İzmir’in işgalinden direnişe

DR. MİTHAT VURAL
DEÜ Atatürk İlkeleri ve İnkılap Tarihi Enstitüsü Öğretim Görevlisi

Sakarya Savaşı’nı Türk birliklerinin kazanmasından sonra, Yunan ordusunun Anadolu’yu terk etmesi için başlatılan müzakere sürecinin sonuçsuz kalmasıyla birlikte askeri taarruz dışında başka bir seçeneğin kalmadığı Ankara tarafından anlaşılacaktır. Bunun üzerine Mustafa Kemal Paşa ve ordu komutanları 26 Ağustos sabahı için taarruza geçmeyi kararlaştırır. Taarruzla birlikte Yunan ordusu Dumlupınar’da savunma hattı oluşturmaya çalışsa da tutunamaz. Uşak’ta Trikopis’in esir düşmesi Yunan ordusundaki dağınıklığı daha da artırır. Hızla ilerleyen Türk ordusu 9 Eylül’de İzmir’e girer. Böylece Kurtuluş Savaşı fiilen sona ermiş olur. Başka bir deyişle Türk Kurtuluş Savaşı’nın 15 Mayıs 1919’da İzmir işgali ile başlayıp 9 Eylül 1922’de İzmir’in kurtarılmasıyla da sona erdiğini söylemek yanlış olmayacaktır.
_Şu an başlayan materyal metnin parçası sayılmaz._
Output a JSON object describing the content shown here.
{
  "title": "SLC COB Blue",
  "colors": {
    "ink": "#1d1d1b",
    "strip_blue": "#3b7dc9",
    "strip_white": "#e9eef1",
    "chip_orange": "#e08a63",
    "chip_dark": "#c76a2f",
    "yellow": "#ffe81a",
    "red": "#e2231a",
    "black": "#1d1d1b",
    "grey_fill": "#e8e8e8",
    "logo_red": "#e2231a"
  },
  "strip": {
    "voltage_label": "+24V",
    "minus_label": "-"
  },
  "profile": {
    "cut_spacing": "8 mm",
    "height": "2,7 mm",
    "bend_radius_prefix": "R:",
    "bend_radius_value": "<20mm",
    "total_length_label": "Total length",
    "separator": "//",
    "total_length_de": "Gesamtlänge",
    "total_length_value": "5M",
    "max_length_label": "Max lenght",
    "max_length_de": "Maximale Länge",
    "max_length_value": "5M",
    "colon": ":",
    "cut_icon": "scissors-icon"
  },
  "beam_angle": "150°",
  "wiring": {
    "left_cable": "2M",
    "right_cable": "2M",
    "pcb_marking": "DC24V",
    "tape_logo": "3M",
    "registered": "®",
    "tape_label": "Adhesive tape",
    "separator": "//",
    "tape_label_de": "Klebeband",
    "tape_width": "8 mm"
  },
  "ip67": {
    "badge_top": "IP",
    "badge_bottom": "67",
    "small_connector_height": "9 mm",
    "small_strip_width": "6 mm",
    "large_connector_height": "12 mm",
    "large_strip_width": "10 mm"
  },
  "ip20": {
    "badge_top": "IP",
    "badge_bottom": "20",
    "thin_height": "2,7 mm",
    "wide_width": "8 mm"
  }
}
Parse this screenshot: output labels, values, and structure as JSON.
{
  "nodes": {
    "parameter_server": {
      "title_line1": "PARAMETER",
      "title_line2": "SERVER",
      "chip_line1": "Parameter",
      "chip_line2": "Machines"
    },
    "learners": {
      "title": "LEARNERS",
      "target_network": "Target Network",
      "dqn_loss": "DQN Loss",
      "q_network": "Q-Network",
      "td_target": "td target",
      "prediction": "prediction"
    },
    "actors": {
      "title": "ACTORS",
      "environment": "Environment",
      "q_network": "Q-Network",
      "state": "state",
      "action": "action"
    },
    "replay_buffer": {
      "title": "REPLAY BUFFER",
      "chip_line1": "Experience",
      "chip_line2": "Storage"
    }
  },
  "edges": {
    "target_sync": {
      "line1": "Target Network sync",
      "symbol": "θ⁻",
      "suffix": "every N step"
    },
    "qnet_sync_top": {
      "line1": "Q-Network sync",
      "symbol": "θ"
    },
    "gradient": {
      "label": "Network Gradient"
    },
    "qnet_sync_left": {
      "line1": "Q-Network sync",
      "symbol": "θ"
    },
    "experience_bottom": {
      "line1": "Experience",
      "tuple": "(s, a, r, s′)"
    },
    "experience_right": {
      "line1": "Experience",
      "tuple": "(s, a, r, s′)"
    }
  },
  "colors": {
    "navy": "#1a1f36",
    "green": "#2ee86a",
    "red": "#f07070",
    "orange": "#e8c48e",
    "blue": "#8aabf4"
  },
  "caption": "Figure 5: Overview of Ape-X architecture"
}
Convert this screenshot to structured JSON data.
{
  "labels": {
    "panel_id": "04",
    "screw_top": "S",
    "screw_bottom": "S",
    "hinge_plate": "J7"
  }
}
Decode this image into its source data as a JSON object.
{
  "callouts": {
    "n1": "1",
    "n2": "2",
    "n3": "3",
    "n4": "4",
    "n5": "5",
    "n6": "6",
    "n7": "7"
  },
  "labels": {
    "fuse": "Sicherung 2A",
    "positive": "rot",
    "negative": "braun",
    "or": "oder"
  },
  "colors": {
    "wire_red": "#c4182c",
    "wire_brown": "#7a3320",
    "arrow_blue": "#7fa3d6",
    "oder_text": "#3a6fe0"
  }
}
İzmir’in 15 Mayıs 1919’da Yunan ordusu tarafından işgalinin Anadolu’da baş gösteren direnişe farklı bir boyut kattığı bilinen bir durumdur. Yunan işgali ile birlikte silahlı direniş kitleselleşerek, organize hale gelmiştir. Aynı zamanda İzmir’in işgali direnişin en önemli meşruiyet kaynağını oluşturmuştur. İşgal nedeniyle hiç olmadığı kadar yabancı ülke temsilciliklerine muhtıralar ve protesto telgrafları gönderilmiş, ülke içinde protesto gösterileri düzenlenmiş ve çok sayıda kişi bu gösterilere katılmıştır. 19 Mayıs 1919’da kadınların da iştirak ettiği 75 bin kişinin katılımıyla Fatih mitingi, 20 Mayıs’ta 30 bin kişinin katılımıyla gerçekleşen Üsküdar mitingi, 22 Mayıs günü 30 bin kişinin katıldığı Kadıköy mitingi ve 23 Mayıs’ta 200 bin kişinin iştirak ettiği Sultan Ahmet Mitingi bunların başında gelmektedir.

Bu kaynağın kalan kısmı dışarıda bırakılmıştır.